With $23 million, the neighborhoods could have as much as 40 miles of sidewalks; 400 refurbished homes; or 4,000 street lights — all of which would be way more beneficial to the community, Dobbins said.
“As far as I can tell, there is virtually nobody out there … that says this bridge is a preferred alternative,” said Dobbins, whose students studied ways to reconnect westside neighborhoods with downtown. “The only people who say this thing makes any sense, even at $13 million, is the mayor and Arthur Blank.”
‘There are other needs’
Councilman Ivory Lee Young, who represents the area, is a supporter and sponsored the legislation funding the project at $12.8 million. Young said he backs the project because it will help people move around between the neighborhoods, downtown, Centennial Olympic Park, the Georgia World Congress Center, the stadium and a planned hotel.
“This bridge absolutely an essential enhancement” for the community, Young said.
Young was unaware of the contract and its higher project budget until told of it by the AJC. The councilman said he was going to “pursue a better understanding” of both.
None of eight other council members polled by the AJC were aware of the higher project budget, either.

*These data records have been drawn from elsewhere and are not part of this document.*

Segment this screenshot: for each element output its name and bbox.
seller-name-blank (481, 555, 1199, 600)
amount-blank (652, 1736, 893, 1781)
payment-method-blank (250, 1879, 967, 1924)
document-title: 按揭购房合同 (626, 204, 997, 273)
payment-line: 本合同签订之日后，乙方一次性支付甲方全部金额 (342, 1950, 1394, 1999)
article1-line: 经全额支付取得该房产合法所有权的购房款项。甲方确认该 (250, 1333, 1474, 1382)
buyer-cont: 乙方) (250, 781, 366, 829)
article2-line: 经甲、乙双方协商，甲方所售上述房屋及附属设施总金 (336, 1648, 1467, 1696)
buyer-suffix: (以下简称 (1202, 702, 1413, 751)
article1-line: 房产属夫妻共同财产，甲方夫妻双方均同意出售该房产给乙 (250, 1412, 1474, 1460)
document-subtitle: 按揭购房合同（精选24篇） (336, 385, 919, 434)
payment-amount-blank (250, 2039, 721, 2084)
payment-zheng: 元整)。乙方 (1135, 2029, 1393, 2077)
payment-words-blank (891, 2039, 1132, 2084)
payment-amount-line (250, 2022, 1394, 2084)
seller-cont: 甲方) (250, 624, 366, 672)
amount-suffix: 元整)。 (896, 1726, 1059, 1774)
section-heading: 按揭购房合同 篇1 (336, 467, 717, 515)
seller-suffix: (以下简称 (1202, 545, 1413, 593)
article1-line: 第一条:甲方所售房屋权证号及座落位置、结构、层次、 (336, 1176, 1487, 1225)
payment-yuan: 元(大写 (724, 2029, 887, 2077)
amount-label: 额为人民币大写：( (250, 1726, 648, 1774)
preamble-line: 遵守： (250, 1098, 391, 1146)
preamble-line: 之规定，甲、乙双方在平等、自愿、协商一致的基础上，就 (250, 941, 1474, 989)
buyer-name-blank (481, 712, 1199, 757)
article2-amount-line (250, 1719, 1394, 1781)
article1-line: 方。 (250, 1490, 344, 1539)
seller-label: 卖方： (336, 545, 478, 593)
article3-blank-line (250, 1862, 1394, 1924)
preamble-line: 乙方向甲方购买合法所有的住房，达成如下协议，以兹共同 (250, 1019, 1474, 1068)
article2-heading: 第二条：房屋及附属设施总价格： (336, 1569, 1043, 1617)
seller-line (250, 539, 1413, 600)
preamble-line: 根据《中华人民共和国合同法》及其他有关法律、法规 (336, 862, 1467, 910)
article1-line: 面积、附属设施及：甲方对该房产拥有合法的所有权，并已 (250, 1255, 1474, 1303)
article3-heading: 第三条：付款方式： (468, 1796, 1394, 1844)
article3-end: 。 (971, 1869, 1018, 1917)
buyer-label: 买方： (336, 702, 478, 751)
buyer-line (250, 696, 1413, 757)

Councilman Alex Wan abstained from voting on the bridge at the July committee meeting because of his concern that the project violated a city resolution not to spend general fund money on the stadium. Taylor Parks responded to his comment by saying that he had the wrong version of the resolution, and that the administration had an updated document that removed all mention of the stadium.
Wan missed the bridge vote at the July council meeting, but said he would not have supported it.

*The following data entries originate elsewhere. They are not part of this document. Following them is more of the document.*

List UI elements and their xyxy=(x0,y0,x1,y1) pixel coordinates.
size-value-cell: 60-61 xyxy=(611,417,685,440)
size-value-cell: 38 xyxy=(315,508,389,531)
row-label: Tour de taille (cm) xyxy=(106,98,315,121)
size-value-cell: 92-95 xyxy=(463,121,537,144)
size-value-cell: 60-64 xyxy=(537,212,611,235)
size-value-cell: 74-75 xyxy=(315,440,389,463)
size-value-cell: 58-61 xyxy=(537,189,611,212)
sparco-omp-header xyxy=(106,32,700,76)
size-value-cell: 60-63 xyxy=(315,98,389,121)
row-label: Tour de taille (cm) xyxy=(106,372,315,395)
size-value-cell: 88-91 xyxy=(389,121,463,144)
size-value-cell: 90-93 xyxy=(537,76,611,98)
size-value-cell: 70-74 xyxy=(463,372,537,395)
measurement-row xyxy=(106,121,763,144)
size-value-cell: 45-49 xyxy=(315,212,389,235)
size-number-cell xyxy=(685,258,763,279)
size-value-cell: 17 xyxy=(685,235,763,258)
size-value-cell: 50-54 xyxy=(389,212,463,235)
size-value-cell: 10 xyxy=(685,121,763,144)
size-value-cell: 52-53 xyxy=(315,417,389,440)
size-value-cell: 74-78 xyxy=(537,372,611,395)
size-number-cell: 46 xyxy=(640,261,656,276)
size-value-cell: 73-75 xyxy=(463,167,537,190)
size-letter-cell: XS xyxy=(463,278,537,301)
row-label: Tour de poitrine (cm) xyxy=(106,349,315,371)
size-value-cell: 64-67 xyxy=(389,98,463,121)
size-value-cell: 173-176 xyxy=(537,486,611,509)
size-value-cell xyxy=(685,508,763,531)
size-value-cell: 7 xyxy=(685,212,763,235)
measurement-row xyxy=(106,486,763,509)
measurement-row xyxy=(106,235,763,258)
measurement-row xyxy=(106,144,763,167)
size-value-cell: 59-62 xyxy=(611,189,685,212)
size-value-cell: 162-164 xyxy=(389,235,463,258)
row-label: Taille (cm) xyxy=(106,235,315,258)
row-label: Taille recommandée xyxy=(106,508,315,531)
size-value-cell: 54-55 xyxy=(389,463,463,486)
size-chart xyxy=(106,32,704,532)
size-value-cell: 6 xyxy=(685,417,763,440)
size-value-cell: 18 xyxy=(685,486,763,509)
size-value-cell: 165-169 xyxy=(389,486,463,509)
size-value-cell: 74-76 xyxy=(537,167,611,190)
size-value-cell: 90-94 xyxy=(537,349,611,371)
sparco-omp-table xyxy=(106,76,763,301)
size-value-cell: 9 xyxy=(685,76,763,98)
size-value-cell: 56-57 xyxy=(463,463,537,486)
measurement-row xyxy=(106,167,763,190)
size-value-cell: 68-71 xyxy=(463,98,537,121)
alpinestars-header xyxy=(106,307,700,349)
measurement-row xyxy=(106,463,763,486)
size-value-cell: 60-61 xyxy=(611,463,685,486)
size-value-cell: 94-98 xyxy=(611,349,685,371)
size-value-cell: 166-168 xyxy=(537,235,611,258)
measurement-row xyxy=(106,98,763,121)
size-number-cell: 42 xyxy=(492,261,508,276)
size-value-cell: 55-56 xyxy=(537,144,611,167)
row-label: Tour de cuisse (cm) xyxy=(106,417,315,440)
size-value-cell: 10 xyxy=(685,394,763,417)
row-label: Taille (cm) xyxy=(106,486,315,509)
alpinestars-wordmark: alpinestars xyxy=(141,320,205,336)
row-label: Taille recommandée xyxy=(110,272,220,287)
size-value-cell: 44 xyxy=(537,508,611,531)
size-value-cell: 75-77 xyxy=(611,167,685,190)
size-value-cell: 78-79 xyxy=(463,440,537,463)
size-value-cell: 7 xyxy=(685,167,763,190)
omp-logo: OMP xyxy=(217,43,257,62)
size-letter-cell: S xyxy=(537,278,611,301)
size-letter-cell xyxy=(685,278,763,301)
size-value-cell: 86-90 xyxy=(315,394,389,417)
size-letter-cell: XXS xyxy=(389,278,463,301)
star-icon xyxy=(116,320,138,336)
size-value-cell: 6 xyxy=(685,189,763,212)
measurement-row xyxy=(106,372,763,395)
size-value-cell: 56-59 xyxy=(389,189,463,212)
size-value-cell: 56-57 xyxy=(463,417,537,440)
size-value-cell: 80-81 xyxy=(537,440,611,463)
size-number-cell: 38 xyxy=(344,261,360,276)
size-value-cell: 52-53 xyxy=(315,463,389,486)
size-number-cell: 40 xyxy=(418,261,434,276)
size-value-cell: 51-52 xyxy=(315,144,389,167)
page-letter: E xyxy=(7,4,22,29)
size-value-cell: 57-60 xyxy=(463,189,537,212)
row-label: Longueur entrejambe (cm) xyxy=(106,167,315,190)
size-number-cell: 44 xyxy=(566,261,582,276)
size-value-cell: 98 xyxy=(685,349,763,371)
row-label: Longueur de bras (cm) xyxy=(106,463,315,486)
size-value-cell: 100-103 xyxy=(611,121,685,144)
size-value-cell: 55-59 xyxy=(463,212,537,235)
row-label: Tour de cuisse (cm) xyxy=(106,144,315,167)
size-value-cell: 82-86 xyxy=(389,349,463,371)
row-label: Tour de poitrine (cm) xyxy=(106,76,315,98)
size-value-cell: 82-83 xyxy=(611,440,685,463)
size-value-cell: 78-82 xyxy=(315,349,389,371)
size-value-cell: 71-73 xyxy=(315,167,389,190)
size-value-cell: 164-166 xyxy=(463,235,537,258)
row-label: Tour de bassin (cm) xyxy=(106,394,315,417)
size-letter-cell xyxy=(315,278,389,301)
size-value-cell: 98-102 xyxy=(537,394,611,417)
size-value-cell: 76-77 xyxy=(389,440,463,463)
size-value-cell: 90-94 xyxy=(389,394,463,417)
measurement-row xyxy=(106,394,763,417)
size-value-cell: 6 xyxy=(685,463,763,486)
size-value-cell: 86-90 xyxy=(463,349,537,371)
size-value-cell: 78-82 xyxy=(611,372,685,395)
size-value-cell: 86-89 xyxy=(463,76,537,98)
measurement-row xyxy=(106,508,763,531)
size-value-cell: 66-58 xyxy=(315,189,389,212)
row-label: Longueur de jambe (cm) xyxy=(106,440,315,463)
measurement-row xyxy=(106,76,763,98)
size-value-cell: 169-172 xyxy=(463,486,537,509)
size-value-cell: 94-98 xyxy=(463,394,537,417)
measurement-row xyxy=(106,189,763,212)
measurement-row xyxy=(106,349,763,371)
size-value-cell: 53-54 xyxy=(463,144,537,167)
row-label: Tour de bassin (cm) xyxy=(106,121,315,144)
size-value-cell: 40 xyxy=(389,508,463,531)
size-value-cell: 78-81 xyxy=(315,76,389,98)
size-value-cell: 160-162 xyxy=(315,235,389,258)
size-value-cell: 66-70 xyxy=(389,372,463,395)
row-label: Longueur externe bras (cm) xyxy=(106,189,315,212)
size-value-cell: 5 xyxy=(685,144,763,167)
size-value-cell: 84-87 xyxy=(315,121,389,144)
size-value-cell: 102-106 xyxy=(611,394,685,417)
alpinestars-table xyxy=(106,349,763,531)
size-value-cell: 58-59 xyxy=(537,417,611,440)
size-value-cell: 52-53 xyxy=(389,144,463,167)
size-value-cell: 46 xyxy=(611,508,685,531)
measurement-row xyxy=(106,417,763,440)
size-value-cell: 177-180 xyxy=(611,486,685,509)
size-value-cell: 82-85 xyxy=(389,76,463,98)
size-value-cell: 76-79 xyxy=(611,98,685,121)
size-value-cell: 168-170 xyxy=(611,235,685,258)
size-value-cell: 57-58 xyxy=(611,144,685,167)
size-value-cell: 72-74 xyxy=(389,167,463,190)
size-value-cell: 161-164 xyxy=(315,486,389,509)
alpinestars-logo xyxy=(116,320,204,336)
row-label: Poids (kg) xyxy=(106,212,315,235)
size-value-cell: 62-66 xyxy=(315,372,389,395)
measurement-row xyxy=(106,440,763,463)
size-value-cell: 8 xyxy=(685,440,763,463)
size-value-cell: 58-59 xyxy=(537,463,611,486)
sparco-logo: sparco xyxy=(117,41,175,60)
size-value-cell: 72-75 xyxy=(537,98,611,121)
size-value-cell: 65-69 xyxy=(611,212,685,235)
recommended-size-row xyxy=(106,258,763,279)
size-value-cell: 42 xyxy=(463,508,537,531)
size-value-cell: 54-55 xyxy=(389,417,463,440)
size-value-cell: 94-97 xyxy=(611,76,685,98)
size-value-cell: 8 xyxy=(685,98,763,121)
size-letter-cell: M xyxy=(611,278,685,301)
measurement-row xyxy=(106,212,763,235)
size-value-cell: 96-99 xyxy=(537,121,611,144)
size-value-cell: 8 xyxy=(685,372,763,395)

“There were too many references and documents and conversations about that relationship between the bridge and the stadium,” Wan said in an interview. “I never got comfortable with arguments the administration presented to me that it was not for the stadium.”
Councilwoman Felicia Moore felt the same way, saying the bridge seems “to go back on that resolution.”

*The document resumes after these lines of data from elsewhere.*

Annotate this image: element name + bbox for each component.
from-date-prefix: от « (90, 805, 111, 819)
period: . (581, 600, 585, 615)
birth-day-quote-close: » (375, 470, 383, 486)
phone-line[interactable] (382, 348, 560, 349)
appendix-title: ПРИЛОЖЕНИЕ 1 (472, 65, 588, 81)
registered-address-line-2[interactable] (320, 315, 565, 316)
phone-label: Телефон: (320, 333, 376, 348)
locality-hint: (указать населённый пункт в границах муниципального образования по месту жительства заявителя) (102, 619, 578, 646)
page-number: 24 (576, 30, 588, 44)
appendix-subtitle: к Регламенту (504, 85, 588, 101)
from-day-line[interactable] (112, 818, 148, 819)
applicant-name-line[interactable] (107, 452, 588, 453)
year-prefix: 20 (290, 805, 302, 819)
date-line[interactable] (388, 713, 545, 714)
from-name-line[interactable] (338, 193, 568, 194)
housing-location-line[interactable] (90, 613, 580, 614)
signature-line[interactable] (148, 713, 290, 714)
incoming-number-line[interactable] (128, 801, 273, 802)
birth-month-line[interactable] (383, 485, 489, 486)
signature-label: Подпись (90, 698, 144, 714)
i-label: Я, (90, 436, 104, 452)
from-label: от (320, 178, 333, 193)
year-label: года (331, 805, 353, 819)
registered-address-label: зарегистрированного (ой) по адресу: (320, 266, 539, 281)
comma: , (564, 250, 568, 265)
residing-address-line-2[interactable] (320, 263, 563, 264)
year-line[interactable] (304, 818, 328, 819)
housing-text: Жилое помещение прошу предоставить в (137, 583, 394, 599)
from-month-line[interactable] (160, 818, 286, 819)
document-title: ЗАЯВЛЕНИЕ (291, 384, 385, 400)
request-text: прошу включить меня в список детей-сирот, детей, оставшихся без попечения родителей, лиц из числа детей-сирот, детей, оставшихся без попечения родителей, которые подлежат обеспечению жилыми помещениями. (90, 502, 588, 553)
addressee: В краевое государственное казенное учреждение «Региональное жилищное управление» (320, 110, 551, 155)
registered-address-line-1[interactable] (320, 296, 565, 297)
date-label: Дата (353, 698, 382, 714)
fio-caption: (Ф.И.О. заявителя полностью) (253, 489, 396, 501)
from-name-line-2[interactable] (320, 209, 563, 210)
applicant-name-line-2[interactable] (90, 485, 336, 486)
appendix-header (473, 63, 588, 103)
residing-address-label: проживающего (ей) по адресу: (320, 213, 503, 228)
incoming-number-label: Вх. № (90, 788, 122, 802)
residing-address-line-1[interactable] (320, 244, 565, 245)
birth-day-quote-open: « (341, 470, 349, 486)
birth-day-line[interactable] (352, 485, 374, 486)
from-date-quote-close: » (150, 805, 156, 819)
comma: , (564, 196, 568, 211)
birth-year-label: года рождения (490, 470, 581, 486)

“It just didn’t make sense to me,” Moore said. “It’s expensive; it’s elaborate; there are other needs. So I just voted no.”
Bridge funding passed by a 12-1 vote.
Northside Drive Pedestrian Bridge estimated budget:
$3.9 million: Architectural aluminum cladding (outer skin)
$3.3 million: Mobilization
$2.2 million: Design and engineering
$2 million: General conditions (fencing, dumpsters, contingency, permitting, project management, etc.)
$1.8 million: Bridge superstructure concrete
$1.7 million: Electrical and lighting
$1.7 million: Sitework, demolition, clearing
$1.5 million: Retaining walls, concrete walkway
$1.4 million: Bridge foundations
$891,018: Bridge beams
$746,000: Traffic control
$622,000: Bridge substructure concrete
$520,000: Owner's allowance for differing site conditions, soil removal, additional site improvements
$425,000: Sidewalks, curbs
$23,222,524: Total cost
Source: City of Atlanta
For the stadium or for the community?
“There is no connectivity between the stadium and this pedestrian bridge.”
— Deputy Chief of Staff Katrina Taylor-Parks during a council committee meeting in July.
“The proposed bridge will provide pedestrians safe and unimpeded access to the Mercedes-Benz Stadium.”
— Atlanta's Request For Proposals soliciting bids for the project in August 2015.
“This is a community-driven project. This is a bridge that was asked for by the Vine City neighborhood. It is the means by which we are responding to the desires of Vine City.”
— Atlanta Public Works Commissioner Richard Mendoza in a December interview with the AJC.
“The bridge has nothing to do with the community and to say that it does shows contempt for the community and a flagrant disregard for the truth.”
— Rev. Anthony A.W. Motley, a major participant in the Community Benefits Plan negotiations, in a December interview with the AJC.